Outsourced customer service involves a lot more than signing an SLA and putting the relationship with your provider on autopilot.
Although you have outsourced your customer service functions, company owners and managers still need to remain very much involved with the ongoing execution of call center activities.
Monitoring outsourced customer service performance is vital for both the health of your partner relationship and (more importantly) the level of service you receive for your investment. The issue is knowing how to properly evaluate your outsourcing partner and work with them to address problems or performance issues.
Your Service Level Agreement (SLA) will clearly define the process for evaluating and adjusting your partner relationship. To be effective, it has to include quantifiable metrics rather than subjective value statements about performance and outcomes. Although evaluating your customer service outsourcing partner can be a challenge, it's well worth the effort.
- Reporting. Much of the information you receive about your outsourcing partner's effectiveness will come from reporting mechanisms. Frequency of reporting is important, but don't neglect the value of making sure the reports include the content you need to make an informed evaluation.
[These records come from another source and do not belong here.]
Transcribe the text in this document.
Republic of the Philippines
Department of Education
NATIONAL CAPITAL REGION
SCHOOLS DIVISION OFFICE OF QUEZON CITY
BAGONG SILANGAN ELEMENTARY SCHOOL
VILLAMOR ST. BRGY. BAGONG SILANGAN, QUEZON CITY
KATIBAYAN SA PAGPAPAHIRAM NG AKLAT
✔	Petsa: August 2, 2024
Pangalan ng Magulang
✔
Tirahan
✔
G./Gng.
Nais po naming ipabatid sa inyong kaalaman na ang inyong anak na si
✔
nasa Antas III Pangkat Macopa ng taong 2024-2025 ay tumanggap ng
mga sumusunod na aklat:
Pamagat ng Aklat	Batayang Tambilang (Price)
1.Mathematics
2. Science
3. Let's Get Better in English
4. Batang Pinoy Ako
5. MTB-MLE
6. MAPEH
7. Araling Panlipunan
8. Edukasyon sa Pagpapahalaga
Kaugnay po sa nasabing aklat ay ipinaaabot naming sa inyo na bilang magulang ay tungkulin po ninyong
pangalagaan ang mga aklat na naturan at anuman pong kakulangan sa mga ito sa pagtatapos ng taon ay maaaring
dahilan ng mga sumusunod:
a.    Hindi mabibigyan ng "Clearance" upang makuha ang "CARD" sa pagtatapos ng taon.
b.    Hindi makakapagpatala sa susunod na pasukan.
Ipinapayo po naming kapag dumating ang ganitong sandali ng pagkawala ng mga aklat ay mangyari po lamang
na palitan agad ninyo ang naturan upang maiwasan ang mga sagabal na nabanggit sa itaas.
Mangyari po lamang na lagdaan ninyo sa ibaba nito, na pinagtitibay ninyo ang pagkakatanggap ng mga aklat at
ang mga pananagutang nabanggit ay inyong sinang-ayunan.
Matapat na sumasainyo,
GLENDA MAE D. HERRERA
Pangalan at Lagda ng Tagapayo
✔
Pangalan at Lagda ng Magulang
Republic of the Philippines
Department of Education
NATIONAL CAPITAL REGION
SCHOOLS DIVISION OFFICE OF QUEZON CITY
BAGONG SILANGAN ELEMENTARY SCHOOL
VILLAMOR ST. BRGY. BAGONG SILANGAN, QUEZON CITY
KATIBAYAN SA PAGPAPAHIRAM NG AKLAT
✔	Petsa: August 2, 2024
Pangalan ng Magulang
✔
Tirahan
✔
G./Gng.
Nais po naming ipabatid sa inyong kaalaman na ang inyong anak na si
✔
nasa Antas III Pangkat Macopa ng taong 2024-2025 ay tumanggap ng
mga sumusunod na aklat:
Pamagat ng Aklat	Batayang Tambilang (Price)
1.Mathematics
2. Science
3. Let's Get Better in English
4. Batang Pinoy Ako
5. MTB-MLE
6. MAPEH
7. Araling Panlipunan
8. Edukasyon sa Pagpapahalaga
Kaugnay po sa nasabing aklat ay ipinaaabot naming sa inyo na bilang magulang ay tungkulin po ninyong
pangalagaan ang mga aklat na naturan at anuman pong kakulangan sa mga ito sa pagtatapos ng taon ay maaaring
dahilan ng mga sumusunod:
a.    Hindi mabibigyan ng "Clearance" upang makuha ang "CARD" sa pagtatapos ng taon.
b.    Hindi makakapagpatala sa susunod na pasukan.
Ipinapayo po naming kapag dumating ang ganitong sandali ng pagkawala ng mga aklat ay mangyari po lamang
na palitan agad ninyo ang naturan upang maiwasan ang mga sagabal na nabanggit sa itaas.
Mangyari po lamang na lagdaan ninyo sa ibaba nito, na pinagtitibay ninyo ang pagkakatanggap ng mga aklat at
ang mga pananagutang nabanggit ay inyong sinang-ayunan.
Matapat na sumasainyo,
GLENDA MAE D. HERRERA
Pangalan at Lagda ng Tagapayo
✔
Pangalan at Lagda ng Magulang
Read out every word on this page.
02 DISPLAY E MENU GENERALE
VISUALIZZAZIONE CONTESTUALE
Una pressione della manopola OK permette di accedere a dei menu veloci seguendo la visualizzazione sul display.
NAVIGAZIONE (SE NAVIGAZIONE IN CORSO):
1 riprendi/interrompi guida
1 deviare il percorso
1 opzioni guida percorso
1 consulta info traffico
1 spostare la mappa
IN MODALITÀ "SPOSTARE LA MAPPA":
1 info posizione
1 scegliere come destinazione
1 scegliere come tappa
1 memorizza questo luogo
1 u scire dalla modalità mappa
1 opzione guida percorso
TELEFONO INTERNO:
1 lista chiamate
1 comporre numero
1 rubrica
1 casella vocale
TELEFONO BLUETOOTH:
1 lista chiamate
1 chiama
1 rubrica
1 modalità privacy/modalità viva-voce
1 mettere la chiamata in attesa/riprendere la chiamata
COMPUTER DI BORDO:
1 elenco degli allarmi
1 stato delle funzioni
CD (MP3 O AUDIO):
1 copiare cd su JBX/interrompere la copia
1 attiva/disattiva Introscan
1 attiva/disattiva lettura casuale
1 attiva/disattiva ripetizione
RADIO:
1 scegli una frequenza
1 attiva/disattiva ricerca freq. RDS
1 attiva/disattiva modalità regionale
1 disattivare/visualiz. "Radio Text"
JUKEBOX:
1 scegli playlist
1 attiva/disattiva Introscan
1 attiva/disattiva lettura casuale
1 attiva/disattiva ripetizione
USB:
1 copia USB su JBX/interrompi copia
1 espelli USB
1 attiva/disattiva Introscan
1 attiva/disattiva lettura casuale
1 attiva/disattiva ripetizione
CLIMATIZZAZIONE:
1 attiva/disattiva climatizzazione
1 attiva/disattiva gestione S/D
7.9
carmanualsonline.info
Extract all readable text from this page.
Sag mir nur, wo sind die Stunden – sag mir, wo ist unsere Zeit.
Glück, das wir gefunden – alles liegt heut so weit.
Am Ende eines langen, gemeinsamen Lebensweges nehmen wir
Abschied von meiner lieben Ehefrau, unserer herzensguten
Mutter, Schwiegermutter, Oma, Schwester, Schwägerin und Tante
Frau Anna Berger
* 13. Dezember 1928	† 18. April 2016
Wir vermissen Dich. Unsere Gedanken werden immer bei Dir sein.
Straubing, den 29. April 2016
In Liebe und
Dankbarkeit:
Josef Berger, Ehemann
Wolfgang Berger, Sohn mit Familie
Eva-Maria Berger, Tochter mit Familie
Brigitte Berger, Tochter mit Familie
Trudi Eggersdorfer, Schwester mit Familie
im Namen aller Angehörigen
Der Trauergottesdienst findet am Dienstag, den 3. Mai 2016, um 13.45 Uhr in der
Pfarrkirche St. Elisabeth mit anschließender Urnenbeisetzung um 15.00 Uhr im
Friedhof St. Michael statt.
- Level of dialogue. The relationship between your company and your customer service outsourcing partner is much different than the relationship you have with your paper vendor. Constant dialogue is a necessity as well as a gauge of the health of the partnership. When dialogue is missing, your call center activities are in big trouble.
- Execute the adjustment process. Your SLA should describe a process for making adjustments to the system and your partner relationship. Don't be afraid to activate the adjustment process at the first sign of problems.
- Penalize underperformance. Your SLA should also describe underperformance penalties. Even though you value your relationship, when you ignore sanctions you remove the motivation for the provider to improve performance.
- Conduct scheduled reviews. Establish a scheduled review process that evaluates metrics and the effectiveness of the relationship in general - and then stick to it religiously.